At the close of the 1985 model year on September 30, 10.9 million passenger cars had been sold in the United States. At the time that was the third highest total ever, topped only by 11.8 million in 1973 and 11.1 million in 1978. If you add the record 4.6 million trucks sold, 1985 was the best model year in U.S. history. There were a lot of smiles in executive offices and board rooms around Detroit.
Success of that magnitude feed upon itself. Huge sales meant huge profits, and when there was plenty of money in the bank, giant handfuls were thrown at engineering departments, styling staff and research and development departments. That resulted in better, more interesting automobiles that people bought in vast numbers, generating more investment cash. That's where the U.S. industry was in 1985. Showrooms were filled with the best cars the U.S. industry had ever built, with better ones on the way.
For 1986, however, there weren't many really "new" new cars. The wonderfulness in the showrooms that year was mostly the same wonderfulness that was there last year, with a handful of notable exceptions. With the introduction of a new front wheel drive
Buick LeSabre/Oldsmobile Delta 88 (same mechanicals with slight skin variations), a new Cadillac Seville, and a new Buick Riviera/Oldsmobile Toronado
/Cadillac Eldorado, General Motors
had completed the downsizing program begun in 1977 with the Chevrolet Impala.
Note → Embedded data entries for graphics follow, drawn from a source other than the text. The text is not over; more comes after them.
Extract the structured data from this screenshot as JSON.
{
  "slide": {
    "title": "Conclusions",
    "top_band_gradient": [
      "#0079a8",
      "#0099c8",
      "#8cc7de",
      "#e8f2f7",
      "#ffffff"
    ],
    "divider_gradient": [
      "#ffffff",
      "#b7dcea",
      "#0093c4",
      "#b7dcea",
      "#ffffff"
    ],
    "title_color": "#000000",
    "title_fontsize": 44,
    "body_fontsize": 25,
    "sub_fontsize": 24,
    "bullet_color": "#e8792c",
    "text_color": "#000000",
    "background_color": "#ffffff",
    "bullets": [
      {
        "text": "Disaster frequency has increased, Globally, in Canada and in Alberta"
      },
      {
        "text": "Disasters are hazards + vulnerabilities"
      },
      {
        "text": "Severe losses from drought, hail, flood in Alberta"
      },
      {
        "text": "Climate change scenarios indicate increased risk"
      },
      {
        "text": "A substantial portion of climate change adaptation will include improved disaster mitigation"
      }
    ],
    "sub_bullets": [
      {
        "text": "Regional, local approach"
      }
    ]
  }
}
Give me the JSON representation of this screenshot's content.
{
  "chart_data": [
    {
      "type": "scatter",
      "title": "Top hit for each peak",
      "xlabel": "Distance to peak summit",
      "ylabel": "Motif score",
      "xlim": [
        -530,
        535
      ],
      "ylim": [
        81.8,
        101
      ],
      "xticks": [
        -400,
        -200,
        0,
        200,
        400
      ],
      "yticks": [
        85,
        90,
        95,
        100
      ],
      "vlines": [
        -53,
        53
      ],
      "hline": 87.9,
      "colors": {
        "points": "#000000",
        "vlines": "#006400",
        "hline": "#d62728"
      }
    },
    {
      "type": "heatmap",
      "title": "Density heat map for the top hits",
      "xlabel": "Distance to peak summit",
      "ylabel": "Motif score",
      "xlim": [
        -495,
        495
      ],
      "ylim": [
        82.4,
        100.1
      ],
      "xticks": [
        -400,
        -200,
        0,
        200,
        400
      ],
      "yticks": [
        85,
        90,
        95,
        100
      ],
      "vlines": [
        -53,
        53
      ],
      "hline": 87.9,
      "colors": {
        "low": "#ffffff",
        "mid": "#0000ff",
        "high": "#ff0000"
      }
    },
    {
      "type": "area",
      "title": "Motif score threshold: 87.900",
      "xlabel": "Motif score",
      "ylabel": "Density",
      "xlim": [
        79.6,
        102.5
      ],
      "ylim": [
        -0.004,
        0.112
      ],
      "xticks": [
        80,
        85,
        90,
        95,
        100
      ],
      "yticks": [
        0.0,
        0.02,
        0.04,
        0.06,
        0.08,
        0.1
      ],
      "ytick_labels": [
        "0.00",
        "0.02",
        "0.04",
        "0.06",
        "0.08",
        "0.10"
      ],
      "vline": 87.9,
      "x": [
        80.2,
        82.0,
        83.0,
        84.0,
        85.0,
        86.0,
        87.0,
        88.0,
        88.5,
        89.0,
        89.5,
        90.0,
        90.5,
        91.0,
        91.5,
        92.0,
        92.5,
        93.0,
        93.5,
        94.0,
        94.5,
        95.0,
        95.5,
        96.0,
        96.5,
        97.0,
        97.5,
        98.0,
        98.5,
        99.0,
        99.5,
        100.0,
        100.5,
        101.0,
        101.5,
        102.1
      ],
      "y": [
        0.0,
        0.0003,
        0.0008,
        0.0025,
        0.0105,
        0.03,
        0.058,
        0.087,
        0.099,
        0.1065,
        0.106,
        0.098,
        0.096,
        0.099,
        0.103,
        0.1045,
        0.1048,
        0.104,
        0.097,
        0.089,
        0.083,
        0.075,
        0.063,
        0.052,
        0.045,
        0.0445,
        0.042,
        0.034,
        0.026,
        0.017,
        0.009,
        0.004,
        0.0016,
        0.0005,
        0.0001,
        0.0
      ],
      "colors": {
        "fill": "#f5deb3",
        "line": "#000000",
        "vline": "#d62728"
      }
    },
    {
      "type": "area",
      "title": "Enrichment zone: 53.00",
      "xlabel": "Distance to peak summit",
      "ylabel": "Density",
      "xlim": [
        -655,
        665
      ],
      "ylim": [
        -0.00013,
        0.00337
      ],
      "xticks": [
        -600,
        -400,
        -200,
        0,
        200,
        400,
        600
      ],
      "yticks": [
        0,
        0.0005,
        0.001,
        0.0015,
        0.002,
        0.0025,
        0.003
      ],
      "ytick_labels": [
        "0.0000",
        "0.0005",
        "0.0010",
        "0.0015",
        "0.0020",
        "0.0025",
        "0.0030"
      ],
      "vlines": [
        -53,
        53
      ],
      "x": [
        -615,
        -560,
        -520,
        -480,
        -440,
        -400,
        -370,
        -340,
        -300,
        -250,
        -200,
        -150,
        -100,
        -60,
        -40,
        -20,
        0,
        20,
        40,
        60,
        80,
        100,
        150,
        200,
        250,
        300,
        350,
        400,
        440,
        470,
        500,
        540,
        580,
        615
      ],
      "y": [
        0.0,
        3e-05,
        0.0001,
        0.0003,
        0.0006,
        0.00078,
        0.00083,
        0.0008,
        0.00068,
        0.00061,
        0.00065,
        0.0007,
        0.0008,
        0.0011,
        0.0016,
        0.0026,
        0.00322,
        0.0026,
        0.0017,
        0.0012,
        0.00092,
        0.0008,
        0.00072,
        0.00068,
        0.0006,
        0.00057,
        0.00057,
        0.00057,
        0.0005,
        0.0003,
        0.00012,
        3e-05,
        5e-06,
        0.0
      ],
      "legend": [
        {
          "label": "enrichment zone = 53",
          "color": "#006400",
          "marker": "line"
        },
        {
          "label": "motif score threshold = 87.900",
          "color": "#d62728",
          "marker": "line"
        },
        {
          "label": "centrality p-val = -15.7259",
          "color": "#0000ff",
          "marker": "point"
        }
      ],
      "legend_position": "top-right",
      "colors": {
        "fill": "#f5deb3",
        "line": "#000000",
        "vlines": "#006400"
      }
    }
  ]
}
The big new-car news at the Ford Motor Co. were the Ford Taurus and Mercury Sable. Ford spent $3 billion bringing these replacements for the Ford L TD and Mercury Marquis to market. The new cars were very aerodynamic
and unlike anything ever built in Detroit. After bringing out a new model just about every six months for the past few years, Chrysler Corp. was taking a breather. It started the new model year with exactly the same line-up as in 1985. However, during the next 12 months there were replacements for the ageing Dodge Omni and Plymouth Horizon, a new up market luxury car in the Eldorado tradition, and a new sports coupe.
Lee Iacocca's long-standing friendship with Maserati boss, De Tomaso, had led to a joint-venture that would produce the expensive ($30,000) Maserati-built sports car in 1986. Cadilllac's similar arrangement with Pininfarina
would produce the Allante which was to debut late in 1986. American Motors Corp. continued to make money selling Jeeps and to loose money trying to sell Alliances and Encores. The only thing new from AMC was a Jeep pick-up that was larger than a mini truck and smaller than a full-size pick-up. AMC's continued weak showing was the only smudge on Deetroit's otherwise shiny face.
The biggest non-hardware story in Detroit was the industry's relationship with the Japaanese. Detroit knew it could not produce Japanese-quality products at Japanese prices, at least not immediately. So for several years U.S. manufacturers had been broadening their relationships with their Japanese partners in an effort to capture some of those small-car sales going to Nisssan and Toyota. In 1984 GM instituted some dramatic joint-ventures with the Japanese. A deal with Suzuki produced the tiny Chevrolet Sprint, and the slightly larger Spectrum came from Isuzu. Also in 1984 Chevrolet entered into a unique agreement with Toyota. The Japanese company operated a manufacturing plant in California where a version of the ever-popular Corolla was built exclusively for Chevrolet. The joint venture was called New United Motor Manufacturing Inc. (NUMMI) and set the pattern for similar ventures by Ford and Chrysler Corp. Ford already had a link with Toyo Kogyo (Mazda) for components, and Chrysler Corp. had its long-standing relationship with Mitsubishi.
General Motors' Saturn, one of the hottest stories of 1985, would continue to be big news in 1986. Saturn was a light efficient-to-build and efficient-to-operate small car. It was also the name of the separate company created to build it. Saturn (the company) would build a manufacturing facility in Tennessee to build Saturn (the car). The idea was to separate Saturn from the bureaucracy, paper work and built-in inefficiencies of the parent company. The new company was meant to be slim, trim and electronic from memo sending to engineering. Ultimately, it was predicted, all those efficiencies would enable Saturn to build a car that could compete in price and quality with the Japanese. Chrysler's Liberty and Ford's Alpha were similar programs but neither was as advanced as Saturn.
While the Japanese got more closely involved with the Big Three, they also continued to make themselves at home in the US. Honda Accords had been coming off a line in Ohio for some time, and in 1985 Nissan added Sentra production to its truck facility in Tennessee. Mazda was about to open a plant in Michigan, and Mttsubishi, Toyota, Daihatsu and Isuzu were very interested in opening their own plants in the US. This was the easiest way around the voluntary restrictions. The next big story would be the appearance of the South Koreans on the US automotive scene. Hyundai, by 1985 Canada's number-one auto importer, would begin selling cars in the U.S. late in 1986. With lower producction costs than in Japan, South Korea were about to become a serious competitor, not just in the US, but worldwide.